# Total Variation Distance

In probability theory, the total variation distance measures the difference between two probability distributions.

 Definition (total variation distance) Let ${\displaystyle p}$ and ${\displaystyle q}$ be two probability distributions over the same finite state space ${\displaystyle \Omega }$, the total variation distance between ${\displaystyle p}$ and ${\displaystyle q}$ is defined as ${\displaystyle \|p-q\|_{TV}={\frac {1}{2}}\sum _{x\in \Omega }|p(x)-q(x)|={\frac {1}{2}}\|p-q\|_{1}}$, where ${\displaystyle \|\cdot \|_{1}}$ is the ${\displaystyle \ell _{1}}$-norm of vectors.

It can be verified (left as an exercise) that

${\displaystyle \max _{A\subset \Omega }|p(A)-q(A)|={\frac {1}{2}}\sum _{x\in \Omega }|p(x)-q(x)|}$,

thus the total variation distance can be equivalently defined as

${\displaystyle \|p-q\|_{TV}=\max _{A\subset \Omega }|p(A)-q(A)|}$.

So the total variation distance between two distributions gives an upper bound on the difference between the probabilities of the same event according to the two distributions.

# Mixing Time

The mixing time of a Markov chain gives the rate at which a Markov chain converges to the stationary distribution.

 Definition (mixing time) Let ${\displaystyle \pi }$ be the stationary of the chain, and ${\displaystyle p_{x}^{(t)}}$ be the distribution after ${\displaystyle t}$ steps when the initial state is ${\displaystyle x}$. ${\displaystyle \Delta _{x}(t)=\|p_{x}^{(t)}-\pi \|_{TV}}$ is the distance to stationary distribution ${\displaystyle \pi }$ after ${\displaystyle t}$ steps, started at state ${\displaystyle x}$. ${\displaystyle \Delta (t)=\max _{x\in \Omega }\Delta _{x}(t)}$ is the maximum distance to stationary distribution ${\displaystyle \pi }$ after ${\displaystyle t}$ steps. ${\displaystyle \tau _{x}(\epsilon )=\min\{t\mid \Delta _{x}(t)\leq \epsilon \}}$ is the time until the total variation distance to the stationary distribution, started at the initial state ${\displaystyle x}$, reaches ${\displaystyle \epsilon }$. ${\displaystyle \tau (\epsilon )=\max _{x\in \Omega }\tau _{x}(\epsilon )}$ is the time until the total variation distance to the stationary distribution, started at the worst possible initial state, reaches ${\displaystyle \epsilon }$.

We note that ${\displaystyle \Delta _{x}(t)}$ is monotonically non-increasing in ${\displaystyle t}$. So the definition of ${\displaystyle \tau _{x}(\epsilon )}$ makes sense, and is actually the inverse of ${\displaystyle \Delta _{x}(t)}$.

 Definition (mixing time) The mixing time ${\displaystyle \tau _{\mathrm {mix} }}$ of a Markov chain is ${\displaystyle \tau (1/2\mathrm {e} )}$.

The mixing time is the time until the total variation distance to the stationary distribution, starting from the worst possible initial state ${\displaystyle x\in \Omega }$, reaches ${\displaystyle {\frac {1}{2\mathrm {e} }}}$. The value ${\displaystyle {\frac {1}{2\mathrm {e} }}}$ is chosen just for the convenience of calculation.
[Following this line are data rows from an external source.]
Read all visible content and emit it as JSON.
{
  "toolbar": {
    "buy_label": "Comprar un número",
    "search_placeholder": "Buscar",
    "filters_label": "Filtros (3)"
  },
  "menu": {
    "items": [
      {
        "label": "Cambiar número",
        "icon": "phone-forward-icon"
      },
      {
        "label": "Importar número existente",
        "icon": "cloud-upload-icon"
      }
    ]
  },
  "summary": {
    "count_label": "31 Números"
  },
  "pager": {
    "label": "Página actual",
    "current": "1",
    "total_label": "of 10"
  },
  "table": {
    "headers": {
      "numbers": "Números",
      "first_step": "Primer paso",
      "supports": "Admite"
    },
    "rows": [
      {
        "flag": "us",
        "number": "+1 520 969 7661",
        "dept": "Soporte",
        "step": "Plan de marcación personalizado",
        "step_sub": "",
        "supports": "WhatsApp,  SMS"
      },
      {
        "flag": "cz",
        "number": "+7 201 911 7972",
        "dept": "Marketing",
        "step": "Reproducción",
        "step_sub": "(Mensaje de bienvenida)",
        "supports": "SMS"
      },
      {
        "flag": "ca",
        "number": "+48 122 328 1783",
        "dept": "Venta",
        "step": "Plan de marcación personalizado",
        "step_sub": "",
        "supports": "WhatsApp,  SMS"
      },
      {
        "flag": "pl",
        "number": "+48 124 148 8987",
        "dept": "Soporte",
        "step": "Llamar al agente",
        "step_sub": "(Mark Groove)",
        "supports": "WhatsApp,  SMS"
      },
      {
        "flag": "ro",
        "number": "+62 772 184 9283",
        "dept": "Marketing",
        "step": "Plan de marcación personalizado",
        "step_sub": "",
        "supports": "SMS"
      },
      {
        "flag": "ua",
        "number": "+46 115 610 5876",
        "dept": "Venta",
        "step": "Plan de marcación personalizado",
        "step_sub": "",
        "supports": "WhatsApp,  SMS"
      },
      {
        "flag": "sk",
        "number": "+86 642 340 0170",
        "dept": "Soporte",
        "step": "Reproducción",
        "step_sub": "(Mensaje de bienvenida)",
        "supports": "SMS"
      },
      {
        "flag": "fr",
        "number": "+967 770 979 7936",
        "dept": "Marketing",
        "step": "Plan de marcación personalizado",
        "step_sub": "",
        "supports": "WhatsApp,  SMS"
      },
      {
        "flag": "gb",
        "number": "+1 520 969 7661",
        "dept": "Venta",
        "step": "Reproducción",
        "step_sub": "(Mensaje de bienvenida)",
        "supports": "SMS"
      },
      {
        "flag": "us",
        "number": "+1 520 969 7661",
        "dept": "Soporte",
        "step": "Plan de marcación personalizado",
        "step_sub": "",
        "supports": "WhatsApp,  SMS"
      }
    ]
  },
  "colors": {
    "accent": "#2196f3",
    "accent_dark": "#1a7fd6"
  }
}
The next proposition says that ${\displaystyle \tau (\epsilon )}$ with general ${\displaystyle \epsilon }$ can be estimated from ${\displaystyle \tau _{\mathrm {mix} }}$.

 Proposition ${\displaystyle \Delta (k\cdot \tau _{\mathrm {mix} })\leq \mathrm {e} ^{-k}}$ for any integer ${\displaystyle k\geq 1}$. ${\displaystyle \tau (\epsilon )\leq \tau _{\mathrm {mix} }\cdot \left\lceil \ln {\frac {1}{\epsilon }}\right\rceil }$.

So the distance to stationary distribution ${\displaystyle \Delta (t)}$ decays exponentially in multiplications of ${\displaystyle \tau _{\mathrm {mix} }}$.

Both the formal proofs of the monotonicity of ${\displaystyle \Delta _{x}(t)}$ and the above proposition uses the coupling technique and is postponed to next section.